How to design an algorithm to calculate countdown style maths number puzzle

Question

I have always wanted to do this but every time I start thinking about the problem it blows my mind because of its exponential nature.

The problem solver I want to be

Answer 1

By far the easiest approach is to intelligently brute force it. There is only a finite amount of expressions you can build out of 6 numbers and 4 operators, simply go through all of them.

How many? Since you don't have to use all numbers and may use the same operator multiple times, This problem is equivalent to "how many labeled strictly binary trees (aka full binary trees) can you make with at most 6 leaves, and four possible labels for each non-leaf node?".

The amount of full binary trees with n leaves is equal to catalan(n-1). You can see this as follows:

Every full binary tree with n leaves has n-1 internal nodes and corresponds to a non-full binary tree with n-1 nodes in a unique way (just delete all the leaves from the full one to get it). There happen to be catalan(n) possible binary trees with n nodes, so we can say that a strictly binary tree with n leaves has catalan(n-1) possible different structures.

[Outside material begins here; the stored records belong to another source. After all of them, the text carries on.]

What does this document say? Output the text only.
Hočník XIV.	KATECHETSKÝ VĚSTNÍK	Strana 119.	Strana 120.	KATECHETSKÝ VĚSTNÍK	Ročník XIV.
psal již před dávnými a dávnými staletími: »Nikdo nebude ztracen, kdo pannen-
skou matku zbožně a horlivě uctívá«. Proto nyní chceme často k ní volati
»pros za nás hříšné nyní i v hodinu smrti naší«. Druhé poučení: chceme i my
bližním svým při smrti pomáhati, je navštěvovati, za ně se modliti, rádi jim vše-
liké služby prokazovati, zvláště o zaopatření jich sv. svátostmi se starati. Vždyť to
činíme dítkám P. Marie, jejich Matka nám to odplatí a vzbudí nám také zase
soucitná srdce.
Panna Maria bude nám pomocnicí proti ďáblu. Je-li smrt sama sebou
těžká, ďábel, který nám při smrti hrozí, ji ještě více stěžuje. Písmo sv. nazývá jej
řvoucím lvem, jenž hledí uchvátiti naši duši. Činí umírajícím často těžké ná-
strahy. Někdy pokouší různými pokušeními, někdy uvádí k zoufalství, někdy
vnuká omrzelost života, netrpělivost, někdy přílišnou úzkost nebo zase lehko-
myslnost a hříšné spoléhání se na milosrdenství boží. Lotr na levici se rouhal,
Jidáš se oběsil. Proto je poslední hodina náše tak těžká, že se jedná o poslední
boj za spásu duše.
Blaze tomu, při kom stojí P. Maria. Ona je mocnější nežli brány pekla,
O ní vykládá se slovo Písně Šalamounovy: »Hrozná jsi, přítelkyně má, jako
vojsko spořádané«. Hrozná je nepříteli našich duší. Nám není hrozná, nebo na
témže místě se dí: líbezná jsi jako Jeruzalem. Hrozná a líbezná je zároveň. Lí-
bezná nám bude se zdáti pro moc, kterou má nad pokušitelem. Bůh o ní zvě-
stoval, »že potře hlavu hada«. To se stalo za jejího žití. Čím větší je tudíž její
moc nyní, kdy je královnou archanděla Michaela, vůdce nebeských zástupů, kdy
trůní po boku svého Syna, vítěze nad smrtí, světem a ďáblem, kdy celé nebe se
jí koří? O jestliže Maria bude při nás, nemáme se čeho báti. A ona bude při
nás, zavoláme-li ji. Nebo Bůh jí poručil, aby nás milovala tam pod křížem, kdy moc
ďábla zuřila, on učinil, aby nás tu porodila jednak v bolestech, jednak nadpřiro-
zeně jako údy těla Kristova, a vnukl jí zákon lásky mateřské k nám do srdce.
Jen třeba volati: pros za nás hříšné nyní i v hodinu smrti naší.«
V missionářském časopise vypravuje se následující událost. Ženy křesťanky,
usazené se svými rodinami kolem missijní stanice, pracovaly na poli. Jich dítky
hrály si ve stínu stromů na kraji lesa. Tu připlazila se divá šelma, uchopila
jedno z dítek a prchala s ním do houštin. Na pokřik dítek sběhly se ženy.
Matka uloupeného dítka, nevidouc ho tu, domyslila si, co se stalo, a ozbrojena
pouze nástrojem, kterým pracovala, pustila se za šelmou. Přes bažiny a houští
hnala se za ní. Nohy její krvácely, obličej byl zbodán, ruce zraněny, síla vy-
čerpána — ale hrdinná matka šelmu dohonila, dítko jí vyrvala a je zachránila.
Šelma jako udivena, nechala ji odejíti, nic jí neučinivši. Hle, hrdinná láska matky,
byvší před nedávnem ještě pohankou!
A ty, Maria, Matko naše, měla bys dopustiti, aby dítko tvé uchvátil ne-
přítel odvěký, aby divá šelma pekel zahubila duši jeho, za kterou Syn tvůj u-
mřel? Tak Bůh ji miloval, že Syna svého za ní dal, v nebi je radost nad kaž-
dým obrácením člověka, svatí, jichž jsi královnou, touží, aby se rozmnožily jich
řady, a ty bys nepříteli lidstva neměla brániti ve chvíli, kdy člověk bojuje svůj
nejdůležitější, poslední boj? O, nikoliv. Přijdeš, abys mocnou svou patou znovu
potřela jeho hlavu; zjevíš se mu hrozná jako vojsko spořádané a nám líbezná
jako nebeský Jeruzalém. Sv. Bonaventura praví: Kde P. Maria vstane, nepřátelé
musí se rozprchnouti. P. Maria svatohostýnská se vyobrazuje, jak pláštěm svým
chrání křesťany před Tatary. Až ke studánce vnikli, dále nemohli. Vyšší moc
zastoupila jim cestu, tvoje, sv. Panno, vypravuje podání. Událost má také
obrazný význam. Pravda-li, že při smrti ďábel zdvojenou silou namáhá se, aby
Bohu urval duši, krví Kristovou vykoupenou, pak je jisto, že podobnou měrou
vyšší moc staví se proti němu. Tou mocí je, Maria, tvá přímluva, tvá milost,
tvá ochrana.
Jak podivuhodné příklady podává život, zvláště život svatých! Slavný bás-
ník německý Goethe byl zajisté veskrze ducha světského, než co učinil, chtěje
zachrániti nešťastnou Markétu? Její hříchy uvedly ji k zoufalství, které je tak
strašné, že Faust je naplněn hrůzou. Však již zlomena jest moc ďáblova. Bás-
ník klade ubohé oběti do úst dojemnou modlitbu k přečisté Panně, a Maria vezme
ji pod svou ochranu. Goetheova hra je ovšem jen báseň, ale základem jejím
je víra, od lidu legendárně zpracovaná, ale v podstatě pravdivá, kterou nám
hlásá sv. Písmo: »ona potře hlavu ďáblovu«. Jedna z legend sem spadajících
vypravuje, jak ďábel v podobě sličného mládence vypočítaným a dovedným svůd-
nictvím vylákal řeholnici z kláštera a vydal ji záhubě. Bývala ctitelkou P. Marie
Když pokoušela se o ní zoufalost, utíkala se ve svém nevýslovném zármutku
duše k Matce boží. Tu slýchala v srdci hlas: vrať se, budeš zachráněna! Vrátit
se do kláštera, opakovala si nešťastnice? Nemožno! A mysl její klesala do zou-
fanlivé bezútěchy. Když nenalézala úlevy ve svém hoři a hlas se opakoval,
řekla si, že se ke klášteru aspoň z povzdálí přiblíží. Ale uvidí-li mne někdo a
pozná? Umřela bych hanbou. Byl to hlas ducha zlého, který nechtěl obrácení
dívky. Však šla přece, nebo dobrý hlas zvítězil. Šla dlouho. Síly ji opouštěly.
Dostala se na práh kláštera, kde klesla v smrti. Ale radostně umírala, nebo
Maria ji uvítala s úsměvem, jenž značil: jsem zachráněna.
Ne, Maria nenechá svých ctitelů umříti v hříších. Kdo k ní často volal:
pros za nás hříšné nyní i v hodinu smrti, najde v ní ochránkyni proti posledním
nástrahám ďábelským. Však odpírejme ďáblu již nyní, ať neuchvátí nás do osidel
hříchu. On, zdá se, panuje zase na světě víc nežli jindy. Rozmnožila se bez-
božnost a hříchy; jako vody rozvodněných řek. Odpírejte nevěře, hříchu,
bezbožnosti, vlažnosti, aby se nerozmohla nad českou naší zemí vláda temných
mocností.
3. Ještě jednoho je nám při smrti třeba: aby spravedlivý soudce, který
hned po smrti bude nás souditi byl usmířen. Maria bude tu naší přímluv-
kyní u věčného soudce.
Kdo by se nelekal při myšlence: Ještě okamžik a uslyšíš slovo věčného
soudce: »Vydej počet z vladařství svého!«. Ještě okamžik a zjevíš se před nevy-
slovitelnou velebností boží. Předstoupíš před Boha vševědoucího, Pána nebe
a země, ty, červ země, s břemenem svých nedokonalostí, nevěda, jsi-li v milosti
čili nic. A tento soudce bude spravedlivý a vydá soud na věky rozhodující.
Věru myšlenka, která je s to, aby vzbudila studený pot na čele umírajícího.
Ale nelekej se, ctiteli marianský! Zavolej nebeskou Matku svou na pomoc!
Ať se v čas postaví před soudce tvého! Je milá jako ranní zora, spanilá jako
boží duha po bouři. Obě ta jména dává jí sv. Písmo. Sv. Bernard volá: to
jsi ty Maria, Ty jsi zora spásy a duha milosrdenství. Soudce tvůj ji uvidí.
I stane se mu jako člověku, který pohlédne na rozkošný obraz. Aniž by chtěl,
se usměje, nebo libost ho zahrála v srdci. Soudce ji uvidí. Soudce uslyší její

There are 4 possible operators for each non-leaf node: 4^(n-1) possibilities The leaves can be numbered in n! * (6 choose (n-1)) different ways. (Divide this by k! for each number that occurs k times, or just make sure all numbers are different)

So for 6 different numbers and 4 possible operators you get Sum(n=1...6) [ Catalan(n-1) * 6!/(6-n)! * 4^(n-1) ] possible expressions for a total of 33,665,406. Not a lot.

How do you enumerate these trees?

Given a collection of all trees with n-1 or less nodes, you can create all trees with n nodes by systematically pairing all of the n-1 trees with the empty tree, all n-2 trees with the 1 node tree, all n-3 trees with all 2 node tree etc. and using them as the left and right sub trees of a newly formed tree.

So starting with an empty set you first generate the tree that has just a root node, then from a new root you can use that either as a left or right sub tree which yields the two trees that look like this: / and . And so on.

You can turn them into a set of expressions on the fly (just loop over the operators and numbers) and evaluate them as you go until one yields the target number.